L’aventure commence dans un cimetière, en Azerbaïdjan. Face à la mer, Gérard Depardieu parle de la mort, sans tristesse. «Quand tu penses à quelqu’un, il n’est jamais mort», explique-t-il à Mathieu Sapin, le dessinateur qui le suit comme son ombre. Ces deux ont été réunis pour les besoins de Retour au Caucase, un documentaire revenant sur les pas d’Alexandre Dumas et du peintre Jean-Pierre Moynet autour de la mer Caspienne en 1859.

Fasciné par son formidable compagnon de voyage, Mathieu Sapin en redemande. Lui qui excelle dans la bande dessinée documentaire (Campagne présidentielle, Le Château – Une année dans les coulisses de l’Elysée) trouve en Depardieu un sujet hors norme. Il obtient son accord pour l’accompagner cinq ans durant dans ses pérégrinations, crayon au poing. Il en ramène un récit picaresque haut en couleur doublé d’un sidérant portrait intime du comédien.

Gérard est tout à la fois Don Quichotte et Obélix, tandis que Mathieu tient le rôle de Sancho Pança et d’Astérix. La couverture résume cette dichotomie: Gérard, impassible, pilote une puissante moto (on aime à penser qu’il s’agit d’une Mammuth, comme dans le film de Delépine-Kervern) tandis que Mathieu se cramponne à l’appui du side-car, avec trois gouttes de sueur au-dessus de la tête.
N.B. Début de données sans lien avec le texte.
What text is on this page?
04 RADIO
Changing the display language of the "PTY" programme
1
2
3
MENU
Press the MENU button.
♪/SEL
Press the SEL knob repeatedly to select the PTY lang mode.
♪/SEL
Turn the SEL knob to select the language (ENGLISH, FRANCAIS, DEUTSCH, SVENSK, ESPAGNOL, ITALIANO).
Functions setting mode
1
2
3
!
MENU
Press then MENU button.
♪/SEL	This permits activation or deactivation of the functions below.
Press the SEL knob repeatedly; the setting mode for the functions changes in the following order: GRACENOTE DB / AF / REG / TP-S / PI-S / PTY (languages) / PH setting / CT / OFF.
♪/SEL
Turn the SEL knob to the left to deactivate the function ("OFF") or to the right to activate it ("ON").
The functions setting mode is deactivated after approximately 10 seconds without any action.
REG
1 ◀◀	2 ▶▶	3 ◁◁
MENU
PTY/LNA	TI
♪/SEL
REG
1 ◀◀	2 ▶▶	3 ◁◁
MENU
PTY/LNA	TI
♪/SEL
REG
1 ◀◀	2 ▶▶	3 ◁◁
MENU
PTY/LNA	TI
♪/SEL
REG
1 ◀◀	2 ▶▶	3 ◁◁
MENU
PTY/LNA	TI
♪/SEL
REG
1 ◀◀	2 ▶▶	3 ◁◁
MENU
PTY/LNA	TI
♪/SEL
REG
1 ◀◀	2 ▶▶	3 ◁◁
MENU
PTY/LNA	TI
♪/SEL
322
Depardieu, c’est une force de la nature, un boulimique en matière de bouffe, de rencontres, d’aventures. Un roc, un cap, une péninsule qu’aucune marée, aucune tempête, aucun tsunami ne saurait ébranler. Avec lui, «faut que ça bouge». Il s’ennuie vite. Rien ne l’arrête. Les bonnes manières n’ont pas été inventées pour lui. Il quitte la table quand il en a marre, rembarre producteurs et serveurs, écrase son «gros nez contre la joue de Poutine», gronde, jure, rugit, divague, met la main aux fesses de la nièce du président Aliyeu, file directement dans les cuisines des restaurants qu’il honore de sa présence, fait des affaires avec des businessmen russes et des bandits tchétchènes… «Quel punk!» admire Emmanuelle Seigner sur le tournage du Divan de Staline.

Fragilité

Dans l’ombre de l’ogre, le petit Mathieu Sapin note, crayonne et tremble d’effroi. «Je prends ma douche à poil avec Depardieu. Surtout ne pas penser à «Tenue de soirée», s’émeut-il à la piscine d’un grand hôtel de Bakou. Témoin privilégié de ses colères, de ses crises de mélancolie, il a l’impression d’être un «observateur de grands fauves». Il trouve le trait juste pour évoquer les virées pantagruéliques de son personnage, fait entendre sa voix.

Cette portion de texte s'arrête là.